Two days later, Nathaniel was prowling the corridors of Wildenstern Hall, his mind seething with frustrated rage. The rebels had gone too far this time. Over the last few years there had been the odd revolt – raids on food stores or bands of resistance organized against evictions – but they had never attempted anything like this before.

The nearest comparison anyone could draw was the famous gunpowder plot of 1605, when Guy Fawkes and some English dissidents had tried to blow up the Houses of Parliament. To Nate, killing the King and a gaggle of politicians had some kind of logic to it. At least, if you were of the revolutionary persuasion. But who in their right minds would attack a funeral? A funeral, for God's sake!

He kept turning the event over and over in his mind, striding relentlessly down one hallway after another. On top of everything else, he was still no closer to finding Babylon, in spite of numerous enquiries. And even if he did, Marcus's cryptic message had given him no clue as to how a childhood plaything would help catch his killer.

Tired and dispirited, he eventually found himself near Gerald's quarters. Nate knew what he needed to do to ease his mind and he decided to try and convince his cousin to come along.

Gerald was standing in his laboratory, in the light of the tall windows. He was wearing an apron over his clothes and was gazing up at the overcast sky, lost in thought. On the tables around him were the remains of the corpses disinterred by the explosion. They were in various states of decomposition. Even the skeletons varied in age, some a stark yellow-white, others turning a dirty brown. Nate wrinkled his nose at the smell of old decay.

Gerald did not notice him until he was halfway across the room.

'Welcome to my mortuary,' he said, turning round and blinking as if waking from a sleep.

'Enjoying the work?' Nate asked him.

'I am, actually,' his cousin replied, gesturing towards the nearest table. 'I was a bit irritated at having to put aside my work on engimal behaviour, but this is pretty fascinating stuff. Fitting the skeletons back together was easy, where the bones are intact. But piecing together the fragmented bones is proving a little more difficult. A bit like a jigsaw in three dimensions. And I'm not sure if you're supposed to use glue on mortal remains or not.'

'Probably sacrilege,' Nate commented. 'Still, you always did like puzzles.'

'Mm.' Gerald nodded. 'But there's an even bigger puzzle. All the graves in this cemetery have been recorded and marked down on a map. The family has always been diligent about its record-keeping – it's one of the reasons we're so rich. And as far back as records on this graveyard go, we can account for all the people buried here. The explosion unearthed the graves of eighteen people. We know this for certain.'

'So?' Nate asked.

'So why' Gerald continued, 'do we have twenty-two bodies?'

Nate shrugged.

'The records must be wrong, or someone chucked an extra few bodies into the graves without telling anybody. That's no great mystery'

'I don't think so,' Gerald said, shaking his head. 'Have a gander at this.'

He walked down to the end of the room, where two long tables were draped in sheets. Lifting off the covers, he folded them carefully and laid them aside. Stretched out on the tables were four cadavers. Nathaniel leaned over, studying each one.

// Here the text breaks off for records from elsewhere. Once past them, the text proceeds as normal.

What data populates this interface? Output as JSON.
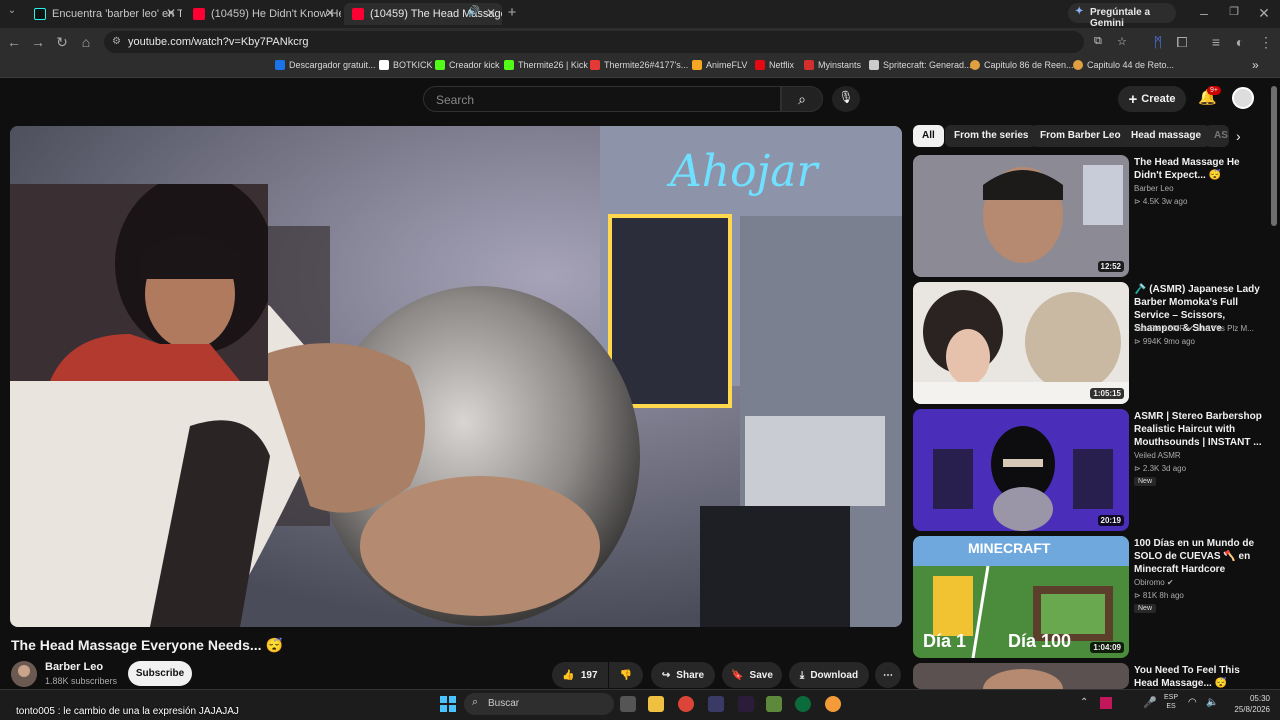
{
  "browser": {
    "tabs": [
      {
        "label": "Encuentra 'barber leo' en TikTok",
        "icon": "tiktok-icon",
        "active": false
      },
      {
        "label": "(10459) He Didn't Know He Co",
        "icon": "youtube-icon",
        "active": false
      },
      {
        "label": "(10459) The Head Massage",
        "icon": "youtube-icon",
        "active": true
      }
    ],
    "gemini_label": "Pregúntale a Gemini",
    "url": "youtube.com/watch?v=Kby7PANkcrg",
    "bookmarks": [
      {
        "label": "Descargador gratuit...",
        "color": "#1a73e8"
      },
      {
        "label": "BOTKICK",
        "color": "#ffffff"
      },
      {
        "label": "Creador kick",
        "color": "#53fc18"
      },
      {
        "label": "Thermite26 | Kick",
        "color": "#53fc18"
      },
      {
        "label": "Thermite26#4177's...",
        "color": "#e53935"
      },
      {
        "label": "AnimeFLV",
        "color": "#f5a623"
      },
      {
        "label": "Netflix",
        "color": "#e50914"
      },
      {
        "label": "Myinstants",
        "color": "#d32f2f"
      },
      {
        "label": "Spritecraft: Generad...",
        "color": "#cccccc"
      },
      {
        "label": "Capitulo 86 de Reen...",
        "color": "#e0a040"
      },
      {
        "label": "Capitulo 44 de Reto...",
        "color": "#e0a040"
      }
    ]
  },
  "youtube": {
    "search_placeholder": "Search",
    "create_label": "Create",
    "notif_badge": "9+",
    "video": {
      "title": "The Head Massage Everyone Needs... 😴",
      "channel": "Barber Leo",
      "subscribers": "1.88K subscribers",
      "subscribe_label": "Subscribe",
      "likes": "197",
      "share_label": "Share",
      "save_label": "Save",
      "download_label": "Download"
    },
    "chips": [
      "All",
      "From the series",
      "From Barber Leo",
      "Head massage",
      "AS"
    ],
    "recommendations": [
      {
        "title": "The Head Massage He Didn't Expect... 😴",
        "channel": "Barber Leo",
        "meta": "⊳ 4.5K  3w ago",
        "duration": "12:52",
        "new": ""
      },
      {
        "title": "🪒 (ASMR) Japanese Lady Barber Momoka's Full Service – Scissors, Shampoo & Shave",
        "channel": "Yes Plz ASMR ✔ and Yes Plz M...",
        "meta": "⊳ 994K  9mo ago",
        "duration": "1:05:15",
        "new": ""
      },
      {
        "title": "ASMR | Stereo Barbershop Realistic Haircut with Mouthsounds | INSTANT ...",
        "channel": "Veiled ASMR",
        "meta": "⊳ 2.3K  3d ago",
        "duration": "20:19",
        "new": "New"
      },
      {
        "title": "100 Días en un Mundo de SOLO de CUEVAS 🪓 en Minecraft Hardcore",
        "channel": "Obiromo ✔",
        "meta": "⊳ 81K  8h ago",
        "duration": "1:04:09",
        "new": "New"
      },
      {
        "title": "You Need To Feel This Head Massage... 😴",
        "channel": "",
        "meta": "",
        "duration": "",
        "new": ""
      }
    ],
    "minecraft_thumb": {
      "title": "MINECRAFT",
      "day1": "Día 1",
      "day100": "Día 100"
    }
  },
  "overlay": {
    "chat_line": "tonto005 : le cambio de una la expresión JAJAJAJ"
  },
  "taskbar": {
    "search_label": "Buscar",
    "lang": "ESP",
    "lang2": "ES",
    "time": "05:30",
    "date": "25/8/2026"
  }
}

They were different from the rest of the corpses. The others were little more than skeletons, if that. These four were remarkably intact. Each one was caked in mud, but still had flesh on its bones. The skin was dark brown, tough and wrinkled like old leather, the teeth bared as if in a grimace. The bodies had a flattened appearance, as if they had been crushed and even folded in places. Hair and fingernails and even eyelashes were still visible, and their clothes had not fully rotted. There was metal around their necks and wrists that looked like the remains of jewellery. Two of them were unmistakably women, the other two men.

'They're bog bodies,' Gerald told him. 'This whole area was peat bog once, before it was drained and converted into farmland. And then the church and the cemetery were built here. But these people were buried before that… and without coffins. I haven't had time to clean them properly yet; it's delicate work. Bogs can preserve corpses from decay for millennia; that's why they look the way they do.'

'Why are they flattened like that?' Nate asked.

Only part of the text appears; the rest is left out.